No, quei colpi sparati non sono stati un incidente: è la tesi sostenuta dal sostituto procuratore generale Moreno Capella nella requisitoria al processo per la sparatoria avvenuta il 7 agosto 2022 ad Agno. Il rappresentante della pubblica accusa ha chiesto la condanna dell’imputato per tentato omicidio intenzionale e gli altri reati commessi a 7 anni e mezzo, da affiancare a un trattamento psicoterapeutico ambulatoriale. 

Cambio di idea

Inizialmente, la procuratrice pubblica Margherita Lanzillo, detentrice dell’inchiesta, aveva ipotizzato il reato di tentato assassinio. Dopo il fallimento della ricusa del giudice Mauro Ermani richiesta dalla pp, il ruolo di rappresentante della pubblica accusa è passato da Lanzillo a Capella. Questi ha rivisto al ribasso l’accusa principale, affermando che non esistano gli estremi per il tentato assassinio.

"Non uno sbaglio"

Nella sua arringa, Capella ha cercato di ribaltare la posizione dell’imputato, un 51enne svizzero. In aula, quest'ultimo ha affermato che il colpo che ha trafitto il figlio fosse partito per sbaglio. “L'imputato ha sostenuto che lo sparo fosse un incidente e che il fucile portato con sé fosse solo un disincentivo, in caso di incontro con i complici del figlio. Quella mattina, però, l'imputato voleva intercettare il figlio e per farlo aveva portato con sé un'arma funzionante e carica”, ha rincarato il procuratore. “Quando puntò l’arma contro il figlio, l’imputato sapeva che non era assicurata. Per esplodere i colpi, l’uomo ha dovuto premere con forza il grilletto, come ravvisato dalla perizia. Non poteva essere casuale”.

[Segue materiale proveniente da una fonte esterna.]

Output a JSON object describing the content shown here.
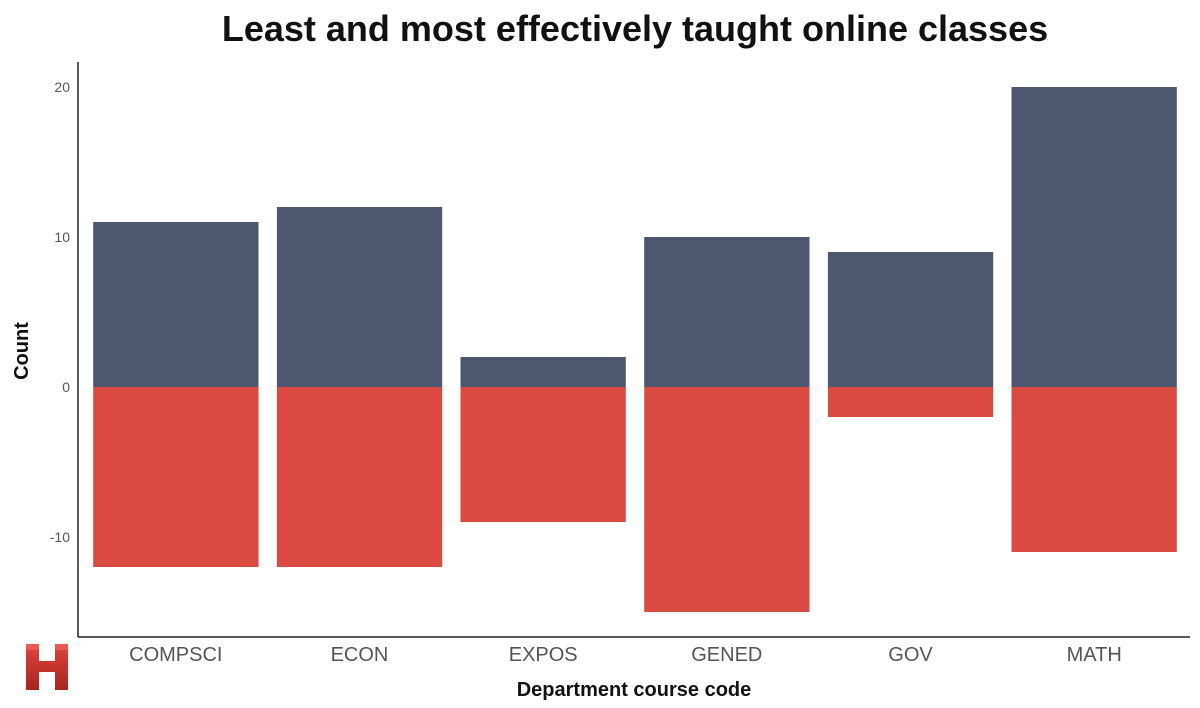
{
  "chart_data": {
    "type": "bar",
    "stacked": true,
    "title": "Least and most effectively taught online classes",
    "xlabel": "Department course code",
    "ylabel": "Count",
    "categories": [
      "COMPSCI",
      "ECON",
      "EXPOS",
      "GENED",
      "GOV",
      "MATH"
    ],
    "series": [
      {
        "values": [
          11,
          12,
          2,
          10,
          9,
          20
        ],
        "color": "#4d5770"
      },
      {
        "values": [
          -12,
          -12,
          -9,
          -15,
          -2,
          -11
        ],
        "color": "#db4a41"
      }
    ],
    "y_ticks": [
      "20",
      "10",
      "0",
      "-10"
    ],
    "y_tick_values": [
      20,
      10,
      0,
      -10
    ],
    "ylim": [
      -16.5,
      21.7
    ],
    "grid": false,
    "legend": "none"
  },
  "logo": {
    "icon": "harvard-h-logo",
    "color": "#c8302b"
  }
}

"Non voleva solo minacciare"

Fra le accuse secondarie di cui il 51enne deve rispondere, c'è la minaccia che avrebbe lanciato ai danni di un individuo alcuni mesi prima della sparatoria, imbracciando anche in questo caso un fucile. L'imputato nega, come ricostruito dalla pubblica accusa, di avere usato in questo frangente il fucile a canna mozza, affermando di avere invece ricorso a un'arma giocattolo. "Ma allora, se in quell'occasione l'imputato voleva solo minacciare con l'arma giocattolo - ha osservato Capella - si può concludere che il 7 agosto l'imputato non volesse solo minacciare il figlio, avendo preso con sé un fucile vero". La parola passa ora alle rappresentanti dell'accusa privata.